With a record 1086-point gain in the Dow and a 5.84% upswing on the Nasdaq, we saw yesterday a relief rally of the most concentrated sort. We’re back down again an hour before the opening bell today, with the Dow giving back roughly 300 points from yesterday’s quadruple-digit bid-up. It’s tough to know whether to be happy or sad on a day-to-day — or even hour-to-hour — basis.

For now, we’ll rely on new economic data to help pave the way toward relatively sane investing. For instance, today — like almost every Thursday — new Initial Jobless Claims numbers hit the tape at roughly in-line and very healthy levels: 216K on the headline, down 1000 claims from the upwardly revised 217K from the previous week. Continuing Claims, also revised higher from last week’s initial read, fell slightly from 1.705 million to 1.701 million.

All of these figures remain consistent with an excellent domestic labor market, for which we’ll see new overall figures in the non-farm payrolls and a new read on the Unemployment Rate a week from tomorrow. Aside from a couple outlier weeks, we’ve spent most of 2018 within an historically low new jobless claims range of 200-225K, with Continuing Claims between an almost unheard-of low 1.6-1.8 million. Whatever our current economic problems leading to big chunks of the stock market being sold off since the first week of October, U.S. employment is most assuredly not one of them.
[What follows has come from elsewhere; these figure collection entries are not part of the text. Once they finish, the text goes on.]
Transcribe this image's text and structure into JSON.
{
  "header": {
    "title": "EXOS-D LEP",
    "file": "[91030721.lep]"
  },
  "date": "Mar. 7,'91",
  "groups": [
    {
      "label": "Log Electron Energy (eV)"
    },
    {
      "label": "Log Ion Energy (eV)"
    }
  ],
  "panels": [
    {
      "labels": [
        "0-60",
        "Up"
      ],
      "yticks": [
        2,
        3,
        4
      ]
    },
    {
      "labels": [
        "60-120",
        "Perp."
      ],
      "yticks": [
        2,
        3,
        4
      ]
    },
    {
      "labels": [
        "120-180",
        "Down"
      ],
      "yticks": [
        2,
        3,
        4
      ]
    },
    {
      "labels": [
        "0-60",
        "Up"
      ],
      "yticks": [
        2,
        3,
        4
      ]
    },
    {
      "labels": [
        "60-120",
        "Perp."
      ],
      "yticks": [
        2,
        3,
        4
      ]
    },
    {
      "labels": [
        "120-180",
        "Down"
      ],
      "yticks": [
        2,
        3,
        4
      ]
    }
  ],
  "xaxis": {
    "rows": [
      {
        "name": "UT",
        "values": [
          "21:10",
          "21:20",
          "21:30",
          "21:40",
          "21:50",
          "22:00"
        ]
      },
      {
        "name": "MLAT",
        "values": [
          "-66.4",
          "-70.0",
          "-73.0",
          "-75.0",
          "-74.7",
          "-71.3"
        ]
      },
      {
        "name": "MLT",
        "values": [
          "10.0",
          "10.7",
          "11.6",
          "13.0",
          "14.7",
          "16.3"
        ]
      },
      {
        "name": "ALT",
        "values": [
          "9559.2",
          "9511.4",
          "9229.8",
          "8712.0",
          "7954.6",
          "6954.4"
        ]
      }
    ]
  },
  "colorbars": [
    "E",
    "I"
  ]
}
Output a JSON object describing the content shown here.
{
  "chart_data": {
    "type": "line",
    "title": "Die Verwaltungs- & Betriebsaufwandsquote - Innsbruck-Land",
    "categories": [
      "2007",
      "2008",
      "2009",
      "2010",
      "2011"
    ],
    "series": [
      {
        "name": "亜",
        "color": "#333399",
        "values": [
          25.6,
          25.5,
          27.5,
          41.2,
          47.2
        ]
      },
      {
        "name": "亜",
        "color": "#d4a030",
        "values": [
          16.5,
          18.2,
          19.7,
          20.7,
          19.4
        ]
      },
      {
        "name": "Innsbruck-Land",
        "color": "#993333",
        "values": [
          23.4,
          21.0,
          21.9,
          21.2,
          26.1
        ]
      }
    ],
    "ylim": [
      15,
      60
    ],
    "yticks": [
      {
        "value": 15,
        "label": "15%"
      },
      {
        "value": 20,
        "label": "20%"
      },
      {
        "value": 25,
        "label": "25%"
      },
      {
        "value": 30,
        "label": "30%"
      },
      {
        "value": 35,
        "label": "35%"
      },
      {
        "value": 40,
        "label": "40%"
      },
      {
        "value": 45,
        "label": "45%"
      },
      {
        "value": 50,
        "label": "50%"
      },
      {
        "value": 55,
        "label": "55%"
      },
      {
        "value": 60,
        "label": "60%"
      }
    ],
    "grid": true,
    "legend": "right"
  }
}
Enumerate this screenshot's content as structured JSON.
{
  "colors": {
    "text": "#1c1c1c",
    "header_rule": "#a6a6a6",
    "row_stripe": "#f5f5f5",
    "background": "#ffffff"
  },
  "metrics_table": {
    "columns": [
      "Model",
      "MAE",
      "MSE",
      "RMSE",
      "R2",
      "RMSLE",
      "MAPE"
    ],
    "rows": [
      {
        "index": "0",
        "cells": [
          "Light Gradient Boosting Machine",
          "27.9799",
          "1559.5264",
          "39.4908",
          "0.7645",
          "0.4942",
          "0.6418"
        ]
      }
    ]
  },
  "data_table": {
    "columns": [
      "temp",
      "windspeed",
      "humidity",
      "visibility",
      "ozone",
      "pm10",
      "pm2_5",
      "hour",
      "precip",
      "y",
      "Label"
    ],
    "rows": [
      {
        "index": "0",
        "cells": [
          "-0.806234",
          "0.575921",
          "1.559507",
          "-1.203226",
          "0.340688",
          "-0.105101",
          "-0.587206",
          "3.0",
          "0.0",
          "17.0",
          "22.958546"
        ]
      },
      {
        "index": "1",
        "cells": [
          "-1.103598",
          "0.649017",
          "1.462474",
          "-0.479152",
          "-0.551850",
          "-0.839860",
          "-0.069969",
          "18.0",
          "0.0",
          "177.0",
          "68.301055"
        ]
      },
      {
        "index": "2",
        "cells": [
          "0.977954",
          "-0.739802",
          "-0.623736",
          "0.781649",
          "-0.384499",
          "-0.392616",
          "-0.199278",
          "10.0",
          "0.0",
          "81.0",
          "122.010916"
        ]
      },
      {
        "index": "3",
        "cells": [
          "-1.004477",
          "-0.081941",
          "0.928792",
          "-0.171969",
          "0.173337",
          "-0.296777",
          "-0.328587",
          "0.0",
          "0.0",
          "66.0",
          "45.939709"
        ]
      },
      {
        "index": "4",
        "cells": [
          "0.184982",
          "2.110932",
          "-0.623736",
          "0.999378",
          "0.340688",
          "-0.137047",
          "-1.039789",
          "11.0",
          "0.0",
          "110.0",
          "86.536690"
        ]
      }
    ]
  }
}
We await additional economic metrics after normal trading commences today, including a new Consumer Confidence Index for December. Last time around we saw it reach 135.7; consensus estimates are currently for a steady 133.3. Obviously, holiday shopping season plays a big part in our understanding of consumer confidence, so we’ll see if the successful Retail sector Q4 translates to this index today.

Normally, we’d also see a new report on New Home Sales for the month of November, but this looks to be on hiatus for now due to the partial government shutdown that began late last week and now looks to continue until at least the new Congress is seated on January 3rd of next year. Estimates are for 563K new homes having been sold last month, up from the 544K recorded in October.

None of these numbers look like needle-movers currently, however. We have a 25% auto tariff scheduled to hit the market in the new year, along with continued strained trade relations with China, a sluggish global economy overall, oil prices way down from recent historic norms and looming legal problems for the White House. Despite all this, we saw a record-shattering trading day Wednesday; can we stay happy, or are we turning sad again?